Five years earlier, when he was a Sunday school teacher in London, he had met Elsie Cameron, a typist. They had become engaged at Christmas 1922, primarily because of pressure from Elsie, and in the following year she paid several visits to the farm which Thorne had established with money borrowed from his father.

Meanwhile he had met and fallen in love with a Crowborough girl, Elizabeth Coldicott, and he wanted to end his engagement. But his fiancée’s sister told him that Elsie would poison herself if he did so, and ending the relationship became even more difficult when Elsie lied to him that she was pregnant. She was 26, two years older than Thorne, and her excitable, neurotic temperament made her difficult to handle.

Nevertheless, Thorne wrote to her hinting at his affair with Elizabeth in the hope that Elsie would end their engagement. She didn’t. Instead, on DECEMBER 5th, 1924, she arrived at the farm unexpectedly and dramatically while he was having his tea.

According to his subsequent account, she lay on his bed saying she had a bad head. He told her he had to meet Elizabeth off a train, and despite Elsie’s objections he left her and went to the station. When Elizabeth arrived he carried her suitcase to her home, and stayed chatting with her at her garden gate until 11.30.

On returning to his hut, he said, he found Elsie hanging from a beam by a piece of cord “like that used for a washing-line. I cut the cord and laid her on the bed. She was dead. I then put out the lights. She had her frock off and her hair was down. I laid her across the table for about an hour. I was about to fetch Dr. Turle and knock someone up to go for the police, when I realised the position I was in and decided against it.”

So he fetched his hacksaw and some sacks. “I tore off Miss Cameron’s clothes and burned them in the fireplace. I then laid her on the floor and sawed off her legs and head by the glow of the fire, and put them in the sacks.”

He buried Elsie’s suitcase in his potato patch and her body-parts in his chicken-run. Then he sent her a letter which began, “My own darling Elsie” and continued, “Where did you get to yesterday? I suppose you were detained for some reason or other.”
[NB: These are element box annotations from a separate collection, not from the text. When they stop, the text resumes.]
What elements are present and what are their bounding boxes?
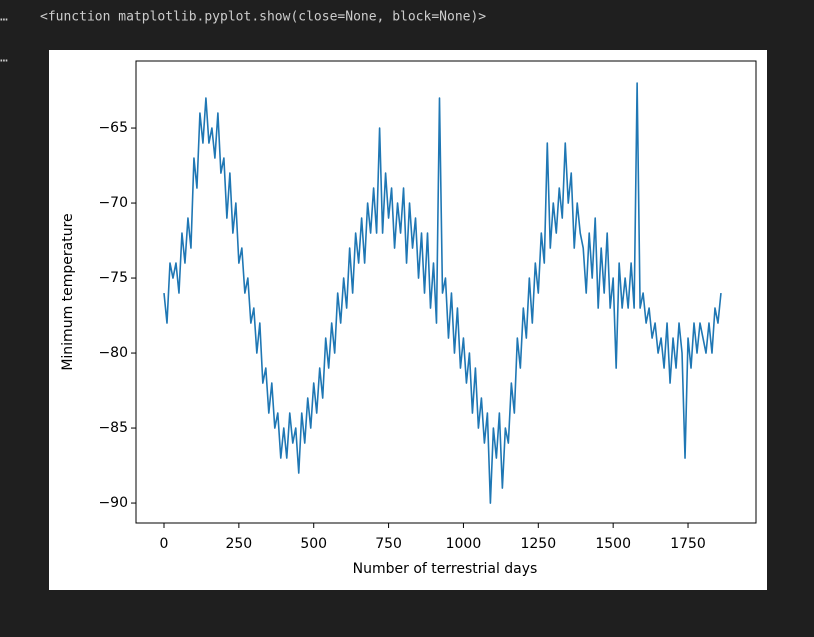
x-tick-label: 1000 — [446, 536, 482, 552]
y-tick-label: −80 — [98, 345, 128, 361]
y-tick-label: −90 — [98, 495, 128, 511]
y-tick-label: −65 — [98, 120, 128, 136]
x-axis-label: Number of terrestrial days — [353, 561, 538, 577]
y-tick-label: −85 — [98, 420, 128, 436]
y-tick-label: −70 — [98, 195, 128, 211]
cell-marker[interactable]: … — [0, 10, 8, 25]
y-tick-label: −75 — [98, 270, 128, 286]
x-tick-label: 500 — [300, 536, 327, 552]
figure — [49, 50, 767, 590]
output-text: <function matplotlib.pyplot.show(close=N… — [40, 10, 486, 25]
data-line — [163, 82, 722, 504]
x-tick-label: 750 — [375, 536, 402, 552]
cell-marker[interactable]: … — [0, 51, 8, 66]
x-tick-label: 1750 — [670, 536, 706, 552]
x-tick-label: 250 — [225, 536, 252, 552]
axes-frame — [135, 60, 757, 524]
x-tick-label: 0 — [160, 536, 169, 552]
y-axis-label: Minimum temperature — [60, 213, 76, 370]
x-tick-label: 1250 — [520, 536, 556, 552]
x-tick-label: 1500 — [595, 536, 631, 552]
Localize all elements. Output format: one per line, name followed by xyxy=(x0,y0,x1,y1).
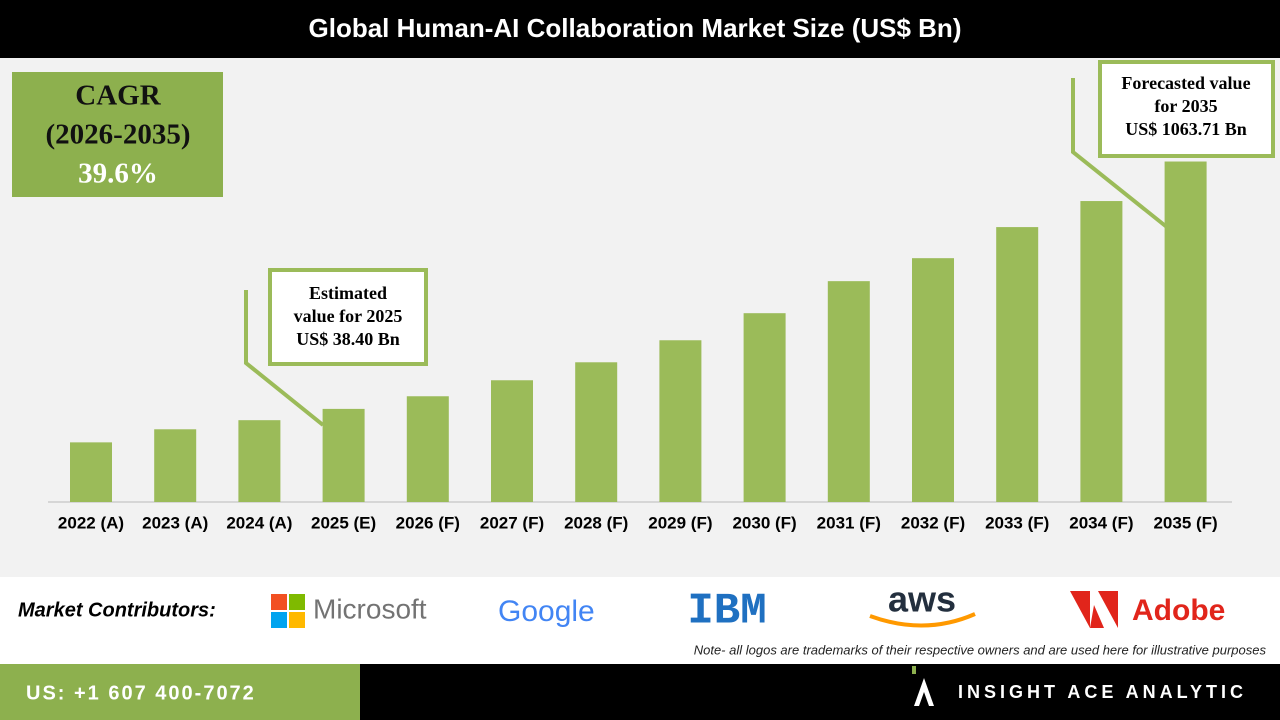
logo-icon xyxy=(289,612,305,628)
x-tick-label: 2033 (F) xyxy=(985,513,1049,532)
logo: Google xyxy=(498,595,595,628)
x-tick-label: 2035 (F) xyxy=(1153,513,1217,532)
x-tick-label: 2030 (F) xyxy=(732,513,796,532)
cagr-period: (2026-2035) xyxy=(46,119,191,151)
bar xyxy=(1080,201,1123,502)
bar xyxy=(659,340,702,502)
x-tick-label: 2032 (F) xyxy=(901,513,965,532)
contributors-label: Market Contributors: xyxy=(18,599,216,621)
annotation-text: Forecasted value xyxy=(1121,73,1250,93)
logo-icon xyxy=(1070,591,1118,628)
bar xyxy=(575,362,618,502)
logo: Microsoft xyxy=(313,593,427,624)
annotation-text: value for 2025 xyxy=(294,306,403,326)
note: Note- all logos are trademarks of their … xyxy=(694,642,1267,657)
x-tick-label: 2028 (F) xyxy=(564,513,628,532)
x-tick-label: 2031 (F) xyxy=(817,513,881,532)
annotation-box xyxy=(1098,60,1275,158)
annotation-box xyxy=(268,268,428,366)
cagr-box xyxy=(12,72,223,197)
annotation-text: US$ 1063.71 Bn xyxy=(1125,119,1247,139)
logo-icon xyxy=(271,594,287,610)
logo-smile xyxy=(869,612,976,628)
logo: Adobe xyxy=(1132,594,1225,627)
phone: US: +1 607 400-7072 xyxy=(26,682,256,704)
x-tick-label: 2026 (F) xyxy=(396,513,460,532)
title-bar xyxy=(0,0,1280,58)
annotation-text: Estimated xyxy=(309,283,387,303)
bar xyxy=(70,442,112,502)
chart-title: Global Human-AI Collaboration Market Siz… xyxy=(309,13,962,43)
x-tick-label: 2022 (A) xyxy=(58,513,124,532)
connector xyxy=(244,290,325,427)
brand-icon xyxy=(912,666,916,674)
brand: INSIGHT ACE ANALYTIC xyxy=(958,682,1247,702)
connector xyxy=(1071,78,1170,230)
x-tick-label: 2034 (F) xyxy=(1069,513,1133,532)
x-tick-label: 2029 (F) xyxy=(648,513,712,532)
x-tick-label: 2024 (A) xyxy=(226,513,292,532)
annotation-text: for 2035 xyxy=(1154,96,1217,116)
phone-bar xyxy=(0,664,360,720)
x-tick-label: 2027 (F) xyxy=(480,513,544,532)
cagr-value: 39.6% xyxy=(78,158,158,190)
bar xyxy=(322,408,365,502)
bar xyxy=(996,227,1039,503)
logo: IBM xyxy=(687,587,766,637)
bar xyxy=(406,396,449,502)
x-tick-label: 2023 (A) xyxy=(142,513,208,532)
bar xyxy=(154,429,197,502)
annotation-text: US$ 38.40 Bn xyxy=(296,329,400,349)
bar xyxy=(238,420,281,502)
logo-icon xyxy=(271,612,287,628)
cagr-label: CAGR xyxy=(75,80,161,112)
logo: aws xyxy=(888,579,956,620)
brand-icon xyxy=(914,678,934,706)
bar xyxy=(743,313,786,502)
x-tick-label: 2025 (E) xyxy=(311,513,376,532)
bar xyxy=(491,380,533,502)
bar xyxy=(912,258,954,502)
brand-bar xyxy=(360,664,1280,720)
logo-icon xyxy=(289,594,305,610)
bar xyxy=(827,281,870,502)
bar xyxy=(1164,161,1207,502)
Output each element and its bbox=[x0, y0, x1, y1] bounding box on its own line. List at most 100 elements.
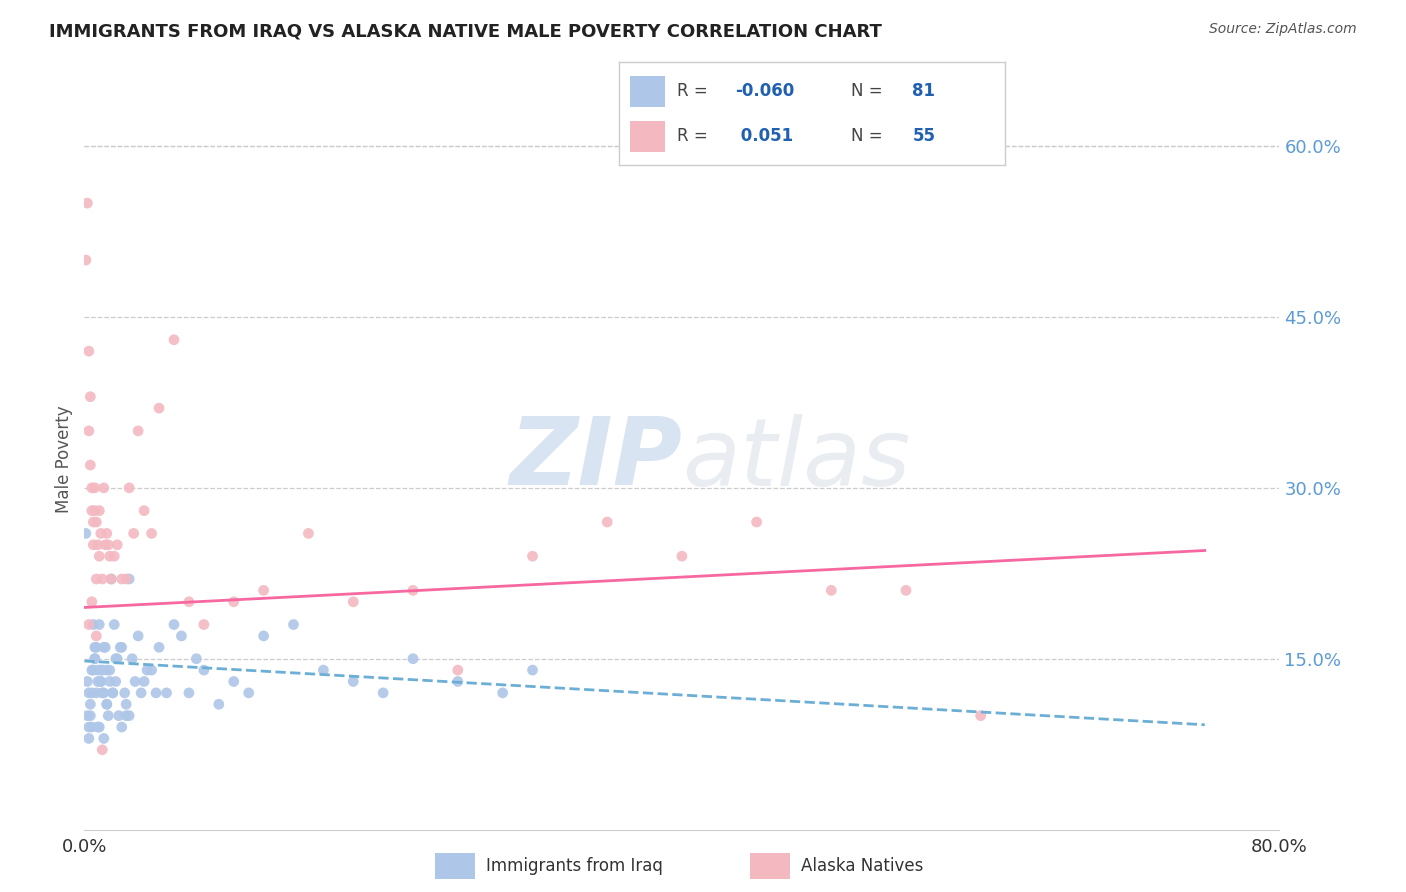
Point bbox=[104, 674, 127, 689]
Point bbox=[894, 583, 917, 598]
Point bbox=[297, 526, 319, 541]
Point bbox=[79, 390, 101, 404]
Point bbox=[79, 708, 101, 723]
Point bbox=[93, 481, 115, 495]
Point bbox=[127, 629, 149, 643]
Point bbox=[118, 481, 141, 495]
Point bbox=[121, 651, 143, 665]
Point bbox=[492, 686, 515, 700]
Point bbox=[163, 617, 186, 632]
Point bbox=[82, 617, 104, 632]
Point bbox=[75, 253, 97, 268]
Text: R =: R = bbox=[676, 82, 713, 100]
Point bbox=[283, 617, 305, 632]
Point bbox=[80, 503, 103, 517]
Point bbox=[90, 674, 112, 689]
Point bbox=[104, 651, 127, 665]
Point bbox=[90, 526, 112, 541]
Point bbox=[222, 595, 245, 609]
Text: Source: ZipAtlas.com: Source: ZipAtlas.com bbox=[1209, 22, 1357, 37]
Point bbox=[101, 686, 124, 700]
Point bbox=[87, 674, 110, 689]
Point bbox=[115, 698, 138, 712]
Point bbox=[132, 674, 156, 689]
Point bbox=[253, 583, 276, 598]
Text: atlas: atlas bbox=[682, 414, 910, 505]
Text: -0.060: -0.060 bbox=[734, 82, 794, 100]
Point bbox=[136, 663, 159, 677]
Point bbox=[447, 663, 470, 677]
Point bbox=[186, 651, 208, 665]
Point bbox=[83, 503, 105, 517]
Point bbox=[402, 583, 425, 598]
Point bbox=[77, 344, 100, 359]
Text: ZIP: ZIP bbox=[509, 413, 682, 506]
Text: 81: 81 bbox=[912, 82, 935, 100]
FancyBboxPatch shape bbox=[436, 854, 475, 879]
Point bbox=[77, 424, 100, 438]
Point bbox=[94, 538, 117, 552]
Text: R =: R = bbox=[676, 128, 713, 145]
Point bbox=[82, 515, 104, 529]
Point bbox=[86, 515, 108, 529]
Point bbox=[76, 708, 98, 723]
Point bbox=[312, 663, 335, 677]
Point bbox=[155, 686, 177, 700]
Point bbox=[105, 538, 128, 552]
Point bbox=[111, 640, 134, 655]
Point bbox=[820, 583, 842, 598]
Point bbox=[98, 674, 121, 689]
Point bbox=[193, 663, 215, 677]
Point bbox=[87, 663, 110, 677]
Point bbox=[77, 720, 100, 734]
Text: IMMIGRANTS FROM IRAQ VS ALASKA NATIVE MALE POVERTY CORRELATION CHART: IMMIGRANTS FROM IRAQ VS ALASKA NATIVE MA… bbox=[49, 22, 882, 40]
Point bbox=[402, 651, 425, 665]
Point bbox=[596, 515, 619, 529]
Point bbox=[80, 720, 103, 734]
Point bbox=[77, 617, 100, 632]
Point bbox=[83, 651, 105, 665]
FancyBboxPatch shape bbox=[630, 121, 665, 152]
Point bbox=[93, 686, 115, 700]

On December 10th he received a telegram from her father, saying she had left for Crowborough on December 5th and asking where she was. Thorne replied that she hadn’t arrived, adding that he had no idea of her whereabouts and that he had written to her.

He also called at Crowborough police station to ask if anything had been heard of Elsie, and on Boxing Day he made a statement to detectives who seemed satisfied by what he told them. But then they learned that Elsie had been seen entering his gate on December 5th, and officers went to the farm and began digging. First they unearthed Elsie’s suitcase, and then her body-parts when their search moved on to the chicken-run.

Charged with murder, Thorne appeared at Lewes Assizes and told how he had panicked on finding Elsie hanging from a beam.

The Home Office pathologist Sir Bernard Spilsbury testified that dust on top of the beam had not been disturbed, which indicated that no rope had been tied to it. He also said that injuries he had found on Elsie’s body had been inflicted before her death, probably by an Indian club found at the farm.

A pathologist called by the defence claimed that marks on Elsie’s neck were not natural creases and had been caused by a rope. He said that bruises on her body had been inflicted when she was cut down.

But the jury chose to believe Spilsbury, retiring for only 20 minutes before they returned to convict Norman Thorne, who was then sentenced to death. He was hanged at Wandsworth Prison on April 22nd, 1925.